By Pascale Maria
How would you feel if I told you that the one person who discovered a vaccine for malaria was a woman? It feels good, I know, well that’s what Youyou Tu did. She discovered the compound named artemisinin, a compound that can protect people from the deadly disease.
But… ”What exactly is malaria?” you might ask yourself.
Malaria is an infection caused by the plasmodium species (single cell parasites spread by mosquitoes). Malaria comes from ,, Mal aria’’ and it basically means ,,bad air”, because it had existed way before people could figure out how it spreads and works. It starts when a plasmodium infected mosquito bites a human (beware, not every mosquito has the capability to carry the plasmodium parasite, calm down). When an infected mosquito bites a person it injects, through its saliva, sporozoites into the bloodstream. The parasites go and ,,hide’’ in the liver cell membrane, a place where it is harder for the immune cells to identify the parasite. As long as the parasites stay in the liver, the person infected won’t have any symptoms, but that’s where the interesting part starts. The plasmodium replicates so much that it bursts out into the bloodstream and starts to affect the red blood cells, altering the way they look, function and affect the hemoglobin in the blood. When a red blood cell is affected by a parasite the immune system will discover it because of the parasitic proteins exported outside of the cell. It does not work like that with malaria because the plasmodium determines the external proteins to constantly change, confusing the immune system. That is why people struggled to find a cure. At the end, the red blood cell bursts open releasing toxins affecting the oxygen exchange in the body and leading to death.

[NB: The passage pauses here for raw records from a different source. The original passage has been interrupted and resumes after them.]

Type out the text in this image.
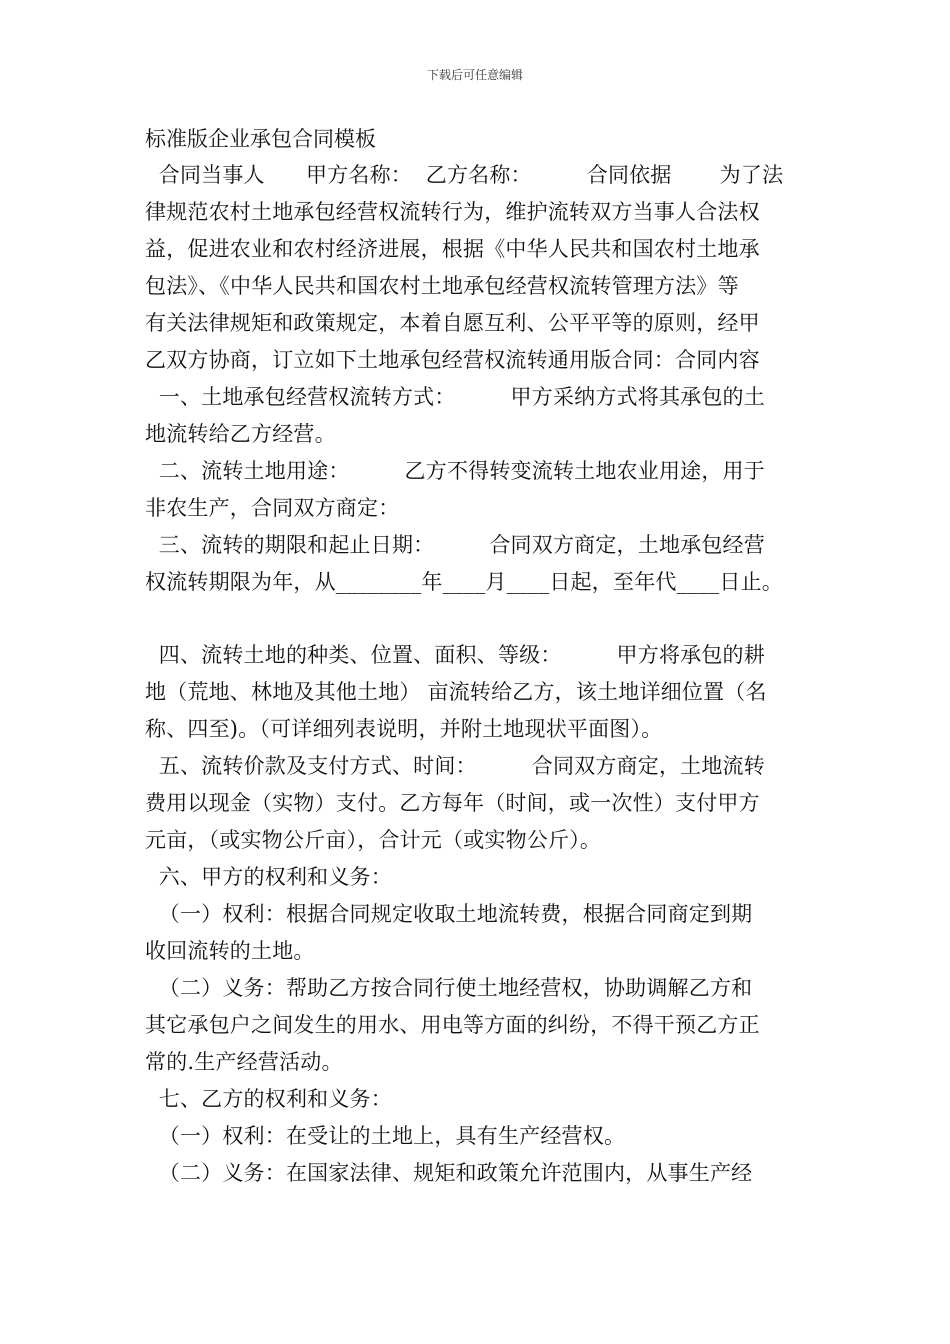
下载后可任意编辑
标准版企业承包合同模板
合同当事人      甲方名称：  乙方名称：        合同依据       为了法
律规范农村土地承包经营权流转行为，维护流转双方当事人合法权
益，促进农业和农村经济进展，根据《中华人民共和国农村土地承
包法》、《中华人民共和国农村土地承包经营权流转管理方法》等
有关法律规矩和政策规定，本着自愿互利、公平平等的原则，经甲
乙双方协商，订立如下土地承包经营权流转通用版合同：合同内容
一、土地承包经营权流转方式：        甲方采纳方式将其承包的土
地流转给乙方经营。
二、流转土地用途：        乙方不得转变流转土地农业用途，用于
非农生产，合同双方商定：
三、流转的期限和起止日期：        合同双方商定，土地承包经营
权流转期限为年，从________年____月____日起，至年代____日止。
四、流转土地的种类、位置、面积、等级：        甲方将承包的耕
地（荒地、林地及其他土地） 亩流转给乙方，该土地详细位置（名
称、四至)。（可详细列表说明，并附土地现状平面图）。
五、流转价款及支付方式、时间：        合同双方商定，土地流转
费用以现金（实物）支付。乙方每年（时间，或一次性）支付甲方
元亩，（或实物公斤亩），合计元（或实物公斤）。
六、甲方的权利和义务：
（一）权利：根据合同规定收取土地流转费，根据合同商定到期
收回流转的土地。
（二）义务：帮助乙方按合同行使土地经营权，协助调解乙方和
其它承包户之间发生的用水、用电等方面的纠纷，不得干预乙方正
常的.生产经营活动。
七、乙方的权利和义务：
（一）权利：在受让的土地上，具有生产经营权。
（二）义务：在国家法律、规矩和政策允许范围内，从事生产经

Malaria affects mostly children under five years old, pregnant women, people with other health conditions (like HIV) and people who had never interacted with the parasite before. The symptoms can be: high fever, chills, sweating, headaches, diarrhea, vomiting, kidney failure and seizures.
There are over 100 types of species of plasmodium but only five cause malaria.
-Plasmodium falciforum
-Plasmodium vivax
-Plasmodium malariae
-Plasmodium knowlesi
Fun Fact:
People with sickle cell anemia cannot get malaria! It’s because plasmodium vivax needs a special type of receptor named the duffy antigen to enter the cell. Persons with sickle cell anemia do not possess this receptor making it impossible for the plasmodium to penetrate the red blood cell. I guess you lose some, you win some, right?
Now that we know what disease we are speaking about, let’s talk more about Youyou Tu.
Youyou Tu was born on December 30th 1930 and at 16 she had to take a two-year break from high school because she was sick of tuberculosis. She decided to find cures for diseases like the one she had. She studied pharmacology at Beijing Medical College and graduated in 1955 at 24 years old. After that, she continued her academic journey working at the Academy of Traditional Chinese Medicine and between 1959 and 1962 she took a full time course on Traditional Chinese Medicine.
It all started with the Vietnam war where soldiers were extremely sick because of malaria and the main agent in the disease became immune to the chloroquine- the main substance in the treatment they were using. Here appears Project 523 (military project from 1967 that had as a goal to find a cure for malaria) where Youyou Tu was the main researcher. The team traveled to Hainan Island where a malaria outbreak had happened so that they could study it better. They tested 240.000 compounds from Ancient Chinese Medical texts on mice that had malaria and nothing worked… so what was there to do?
Youyou Tu looked once again over the medical texts and discovered a plant named qinghao, or sweet wormwood, that they had already tested, but she realized they did not follow the instructions properly. The qinghao needed to be boiled first before being used as a drug. After following the recipe, she eventually got what she was looking for. She tested the drug on herself and her other colleagues to make sure it was safe and then she tested it on 21 patients and fortunately all got cured.
The vaccine generates immune responses against the surface proteins and apical membrane antigen.
She was called the ,, three NOes winner’’. A woman who won a Nobel with no Phd, no medical degree and no work done overseas.
She faced unkind remarks, others attacked her saying that her colleagues already had their eyes on the compound in qinghao before she did, trying to bring down her achievements. However, Youyou Tu still remains an important figure in medicine and a true role model for girls to look up to! Girls can!